[Bug Report] Xgboost in Sagemaker gives wildly different (and incorrect) result from my local model
pfan-well opened this issue · 0 comments
Describe the bug
I trained a binary classification model with Sagemaker's container for xgboost 1.7-1.
I also have previously developed a xgboost model for the same dataset locally.
The positive rate for the dataset is generally < 4%, very low occurrence.
When I compared the predicted probabilities from the sagemaker builtin model and my local model, the results are opposite.
Given the low positive rate I believe the sagemaker model outputs are incorrect.
See images.
I checked the inputs for training and they are identical, except that on my local machine I fed the model csv file whereas for sagemaker xgboost it required the data in libsvm format. But after double checking the training data were the same.
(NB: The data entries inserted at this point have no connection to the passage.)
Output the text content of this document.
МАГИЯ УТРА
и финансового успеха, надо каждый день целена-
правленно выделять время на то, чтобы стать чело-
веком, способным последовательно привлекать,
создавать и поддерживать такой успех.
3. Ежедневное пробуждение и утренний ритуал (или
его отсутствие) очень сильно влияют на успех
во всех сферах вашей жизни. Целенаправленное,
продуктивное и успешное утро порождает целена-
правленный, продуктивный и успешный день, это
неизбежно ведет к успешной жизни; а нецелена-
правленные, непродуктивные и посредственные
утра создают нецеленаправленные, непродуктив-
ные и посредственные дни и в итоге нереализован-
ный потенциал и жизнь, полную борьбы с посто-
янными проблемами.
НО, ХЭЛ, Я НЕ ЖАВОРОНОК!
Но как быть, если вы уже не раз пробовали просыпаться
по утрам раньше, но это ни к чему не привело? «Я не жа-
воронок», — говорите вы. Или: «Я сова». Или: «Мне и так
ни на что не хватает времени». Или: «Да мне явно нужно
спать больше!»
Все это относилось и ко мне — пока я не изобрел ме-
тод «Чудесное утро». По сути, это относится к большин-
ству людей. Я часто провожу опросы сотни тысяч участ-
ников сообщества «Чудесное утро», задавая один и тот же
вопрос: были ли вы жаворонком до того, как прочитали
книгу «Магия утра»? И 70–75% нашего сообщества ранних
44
I also fed the same hyperparameter.
To reproduce
For sagemaker:
from sagemaker.xgboost.estimator import XGBoost
# version 1:
xgb_script_mode_estimator = XGBoost(
entry_point=script_path,
framework_version="1.7-1",
# hyperparameters=hyperparameters,
role=role,
instance_count=2,
instance_type=instance_type,
output_path=output_path,
code_location=output_path
)
# calling fit
# version 2:
from sagemaker.amazon.amazon_estimator import get_image_uri
container = get_image_uri(boto3.Session().region_name, "xgboost", "1.7-1")
xgb = sagemaker.estimator.Estimator(
container,
role,
instance_count=1,
instance_type="ml.m4.xlarge",
output_path="s3://{}/{}/output".format(s3_bucket, key, "no-show-xgb"),
sagemaker_session=sess,
)
# calling fit
Is there any way to debug this issue?